We’re most of the way through Q4 earnings and pretty much done with anything about which anyone should care. The projections for the full year of 2019 did drop below the socialized Mendoza Line of $170/share on the SPX this week, and the trend-lines aren’t pretty. But hey, it’s early in the year, and if nothing else, there’s always the above-mentioned acquisitions and buybacks upon which to fall back, now isn’t there?
In terms of the upcoming week, there are two important deadlines to consider, both of which happen to fall on Friday. First, the historic 3-week budget deal struck in January expires on that day. And, while the legislatures are at it, they may want to fold in something that also expands the debt ceiling – perhaps permanently – as our ever-voracious Treasury is expected to reach yet another limit of its statutory borrowing powers – the 10th such milestone this century – on or about March 2nd. The latest headlines indicate that the two sides are yet again at an impasse, but I’m not overly concerned. Because if there’s any topics upon which politicians can overcome otherwise intractable differences, it’s their pressing need to spend borrowed money.

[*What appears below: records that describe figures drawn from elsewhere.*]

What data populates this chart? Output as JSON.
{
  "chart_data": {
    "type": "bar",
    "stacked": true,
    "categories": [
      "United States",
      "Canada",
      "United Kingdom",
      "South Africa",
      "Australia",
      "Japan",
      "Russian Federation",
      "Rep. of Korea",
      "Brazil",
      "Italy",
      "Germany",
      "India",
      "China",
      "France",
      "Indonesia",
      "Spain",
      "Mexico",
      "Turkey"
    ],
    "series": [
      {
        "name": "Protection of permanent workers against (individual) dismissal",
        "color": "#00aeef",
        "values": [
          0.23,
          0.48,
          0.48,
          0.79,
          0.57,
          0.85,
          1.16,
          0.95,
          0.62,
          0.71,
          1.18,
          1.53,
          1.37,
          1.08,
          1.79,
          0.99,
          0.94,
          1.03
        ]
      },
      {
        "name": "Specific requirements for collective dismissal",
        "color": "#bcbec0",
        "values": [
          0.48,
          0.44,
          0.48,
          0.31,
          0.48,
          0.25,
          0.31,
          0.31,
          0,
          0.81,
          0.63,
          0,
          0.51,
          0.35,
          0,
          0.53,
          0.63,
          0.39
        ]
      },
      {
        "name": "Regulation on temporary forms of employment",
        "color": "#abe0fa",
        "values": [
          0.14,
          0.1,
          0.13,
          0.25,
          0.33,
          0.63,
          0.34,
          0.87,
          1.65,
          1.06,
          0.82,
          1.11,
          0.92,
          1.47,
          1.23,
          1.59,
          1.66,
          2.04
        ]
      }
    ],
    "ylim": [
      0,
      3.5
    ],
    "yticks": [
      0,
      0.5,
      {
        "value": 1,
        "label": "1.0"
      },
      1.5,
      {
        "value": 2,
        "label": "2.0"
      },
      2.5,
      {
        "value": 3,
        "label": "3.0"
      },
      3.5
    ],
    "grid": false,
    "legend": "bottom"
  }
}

Feb 15th also marks the 45-day hedge fund redemption window, and, like the market rally itself, it looks like perhaps my clients and their peers may dodge a 100-year flood. Absent the post-Christmas equity melt-up (in which most funds at least nominally participated), the deluge did appear to be in the offing. However, I suspect that the numbers now will be more benign, and, from a personal perspective, I will thank God for that.
There’s not much else on the immediate horizon that appears likely to either enchant us or vex us, so I’ll close with a couple of risk management warnings. First, Thursday is Saint Valentine’s Day, and I suggest that those who do not wish to be flamed by their flames take the trouble to adhere to prevailing protocols.
Because, with extreme negligence, they risk complete Exile from Flame Street. And as for the Stones, they remain tax exiles from their native United Kingdom. Mick Taylor is long gone, replaced by the accessible but uninspiring Ronnie Wood. Bassist Bill Wyman, now an octogenarian, also split the scene, replaced by Daryl Jones, who contributes much, but somehow has not been granted band membership status. My advice to them is that the clock is ticking, and that they should amend this oversight before it’s too late.
The band is now said to be working on a new album – their first containing original compositions since 2005, and will take the material out on their 1,223,407th World Tour. But in terms of the locus of the studio, you can bet your boots it will be outside of the reach of Inland Revenue. Mick spends a great deal of time in New York these days, and if he’s following the news, he may be aware that state tax revenues are sinking like, well, sinking like a stone, and that even Governor Cuomo has warned the masses that they can only tax the local fat cats so much before they pull their own en masse Exile from the Empire State.
For this reason and others, it may behoove us to watch them, and pick up some pointers to deal with what may be the menacing reach of our own revenuers – which may be coming to a venue near you, and sooner than you think.